29-ANKEBUT SURESİ41. ALLAH'TAN başkasını yâr edinenin durumu, kendisine ağ örerek ev yapan örümceğe benzer. Hâlbuki iyice bilseler evlerin en çürüğü örümcek evidir.
29-ANKEBUT SURESİ42. Allah, onların kendisini bırakıp da hangi şeylere yalvardıklarını biliyor. Allah çok güçlü, çok bilgedir.
29-ANKEBUT SURESİ43. İşte Biz, insanlar için böyle örnekler veriyoruz. Fakat onlara bilgili olanlardan başkasının aklı ermiyor.
29-ANKEBUT SURESİ44. Allah gökleri ve yeri hak olarak yarattı. Bunda iman edecekler için büyük dersler vardır.
29-ANKEBUT SURESİ45. SANA vahyedilen bu kitabı başkalarına da ilet ve destekleşmeyi/dayanışmayı ayağa kaldır. Hiç şüphesiz destekleşmek/dayanışmak toplumda çirkin ve kötü
işlere engel olur. Allah'ı daima hatırda tutmak çok büyük bir iştir. Allah bütün yaptıklarınızı biliyor.
29-ANKEBUT SURESİ46. Önceki çağlarda indirilen kitapları izlediklerini iddia edenlerle; haksızlık yapmadıkça en iyi bir şekilde mücadele edin.

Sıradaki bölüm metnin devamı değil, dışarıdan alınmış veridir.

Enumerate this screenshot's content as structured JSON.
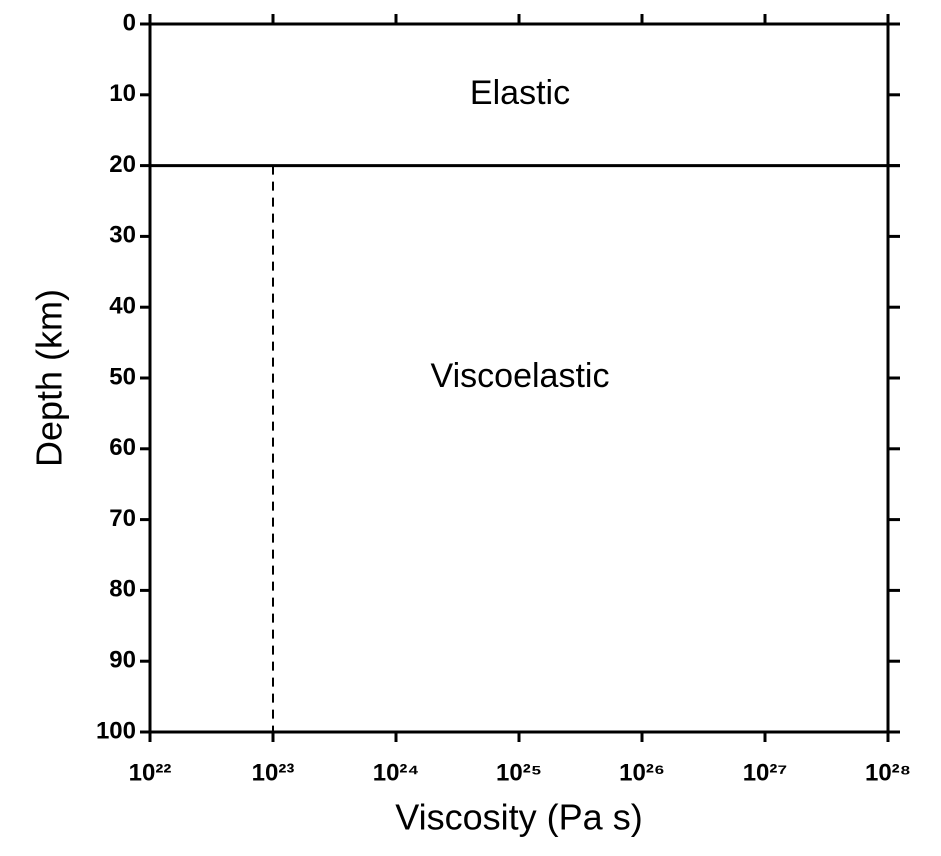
{
  "chart_data": {
    "type": "layers",
    "xlabel": "Viscosity (Pa s)",
    "ylabel": "Depth (km)",
    "xscale": "log",
    "xlim": [
      1e+22,
      1e+28
    ],
    "xticks": [
      {
        "value": 1e+22,
        "label": "10²²"
      },
      {
        "value": 1e+23,
        "label": "10²³"
      },
      {
        "value": 1e+24,
        "label": "10²⁴"
      },
      {
        "value": 1e+25,
        "label": "10²⁵"
      },
      {
        "value": 1e+26,
        "label": "10²⁶"
      },
      {
        "value": 1e+27,
        "label": "10²⁷"
      },
      {
        "value": 1e+28,
        "label": "10²⁸"
      }
    ],
    "ylim": [
      0,
      100
    ],
    "y_inverted": true,
    "yticks": [
      0,
      10,
      20,
      30,
      40,
      50,
      60,
      70,
      80,
      90,
      100
    ],
    "regions": [
      {
        "label": "Elastic",
        "top": 0,
        "bottom": 20
      },
      {
        "label": "Viscoelastic",
        "top": 20,
        "bottom": 100
      }
    ],
    "series": [
      {
        "x": [
          1e+23,
          1e+23
        ],
        "values": [
          20,
          100
        ],
        "color": "#000000",
        "dashed": true
      }
    ]
  }
}
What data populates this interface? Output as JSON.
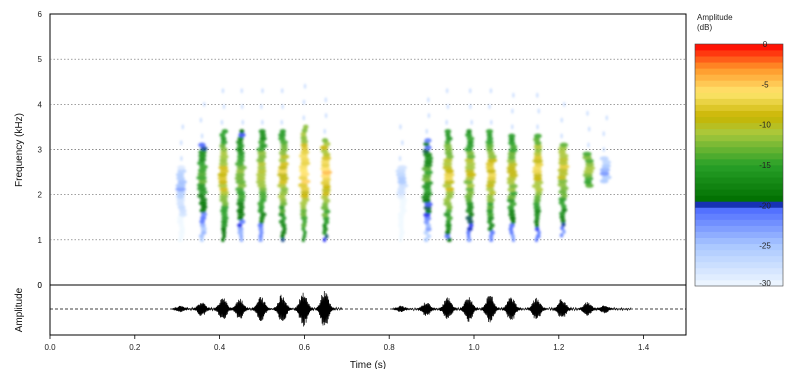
{
  "chart_data": [
    {
      "type": "heatmap",
      "subtype": "spectrogram",
      "title": "",
      "xlabel": "",
      "ylabel": "Frequency (kHz)",
      "xlim": [
        0,
        1.5
      ],
      "ylim": [
        0,
        6
      ],
      "yticks": [
        "0",
        "1",
        "2",
        "3",
        "4",
        "5",
        "6"
      ],
      "grid": "horizontal dotted at 1-5 kHz",
      "colorbar": {
        "title_line1": "Amplitude",
        "title_line2": "(dB)",
        "range": [
          -30,
          0
        ],
        "ticks": [
          "0",
          "-5",
          "-10",
          "-15",
          "-20",
          "-25",
          "-30"
        ],
        "colors_top_to_bottom": [
          "#ff0000",
          "#ff9900",
          "#ffe066",
          "#c8b400",
          "#6fbf2a",
          "#1e8a1e",
          "#2626ff",
          "#99bbff",
          "#e8f2ff"
        ]
      },
      "phrases": [
        {
          "note_times_s": [
            0.31,
            0.36,
            0.41,
            0.45,
            0.5,
            0.55,
            0.6,
            0.65
          ],
          "note_peak_dB": [
            -22,
            -12,
            -6,
            -10,
            -8,
            -6,
            -3,
            -4
          ],
          "band_low_kHz": [
            1.0,
            1.0,
            1.0,
            1.0,
            1.0,
            1.0,
            1.0,
            1.0
          ],
          "band_high_kHz": [
            2.6,
            3.1,
            3.4,
            3.4,
            3.4,
            3.4,
            3.5,
            3.2
          ],
          "dominant_kHz": [
            2.2,
            2.4,
            2.4,
            2.4,
            2.5,
            2.5,
            2.5,
            2.5
          ]
        },
        {
          "note_times_s": [
            0.83,
            0.89,
            0.94,
            0.99,
            1.04,
            1.09,
            1.15,
            1.21,
            1.27,
            1.31
          ],
          "note_peak_dB": [
            -24,
            -12,
            -6,
            -8,
            -6,
            -8,
            -6,
            -7,
            -10,
            -22
          ],
          "band_low_kHz": [
            1.0,
            1.0,
            1.0,
            1.0,
            1.0,
            1.0,
            1.0,
            1.1,
            2.2,
            2.3
          ],
          "band_high_kHz": [
            2.6,
            3.2,
            3.4,
            3.4,
            3.4,
            3.3,
            3.3,
            3.1,
            2.9,
            2.8
          ],
          "dominant_kHz": [
            2.4,
            2.4,
            2.4,
            2.5,
            2.5,
            2.5,
            2.6,
            2.6,
            2.6,
            2.5
          ]
        }
      ]
    },
    {
      "type": "line",
      "subtype": "waveform",
      "title": "",
      "xlabel": "Time (s)",
      "ylabel": "Amplitude",
      "xlim": [
        0,
        1.5
      ],
      "xticks": [
        "0.0",
        "0.2",
        "0.4",
        "0.6",
        "0.8",
        "1.0",
        "1.2",
        "1.4"
      ],
      "yticks": [
        "0"
      ],
      "note_times_s": [
        0.31,
        0.36,
        0.41,
        0.45,
        0.5,
        0.55,
        0.6,
        0.65,
        0.83,
        0.89,
        0.94,
        0.99,
        1.04,
        1.09,
        1.15,
        1.21,
        1.27,
        1.31
      ],
      "note_relative_amplitude": [
        0.15,
        0.35,
        0.55,
        0.5,
        0.6,
        0.7,
        0.85,
        0.9,
        0.15,
        0.35,
        0.55,
        0.6,
        0.7,
        0.6,
        0.55,
        0.5,
        0.35,
        0.2
      ]
    }
  ]
}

Deyin ki: " Bize indirilene de size indirilene de iman ettik. Bizim Tanrımız ile sizin Tanrınız birdir. Biz O'na adanmış Müslümanlarız."
29-ANKEBUT SURESİ47. İşte sana böyle bir kitap indirdik. O'nun için kendilerine kitap ulaştırdıklarımız ona güvenirler. Önceki çağlarda indirilen kitapları izlediklerini iddia edenler
arasında da ona iman edenler/Güvenenler vardır. Bizim ayetlerimizi ancak kâfirler inkâr eder.
29-ANKEBUT SURESİ48. Sen bundan önce ne bir kitap okumuş ne de elinle yazmıştın. Öyle olsaydı gerçeği çürütmeye çalışanlar bunu kaçırmaz, hemen kullanmaya kalkarlardı.
29-ANKEBUT SURESİ49. Fakat bu Kur'an, kendilerine bilgi verilenlerin içlerine işleyen, söze dayalı apaçık ayetlerdir. Bizim ayetlerimizi ancak zalimler inkâr eder.
29-ANKEBUT SURESİ50. Buna rağmen hâlâ: " Ona Rabbinden güce dayalı olağanüstü mucizeler indirilmeli değil miydi?" diyorlar. Söyle onlara: " O güce dayalı olağanüstü mucizeler
Allah'ın kudretindedir. Ben sadece açıkça uyanışa çağırıyorum."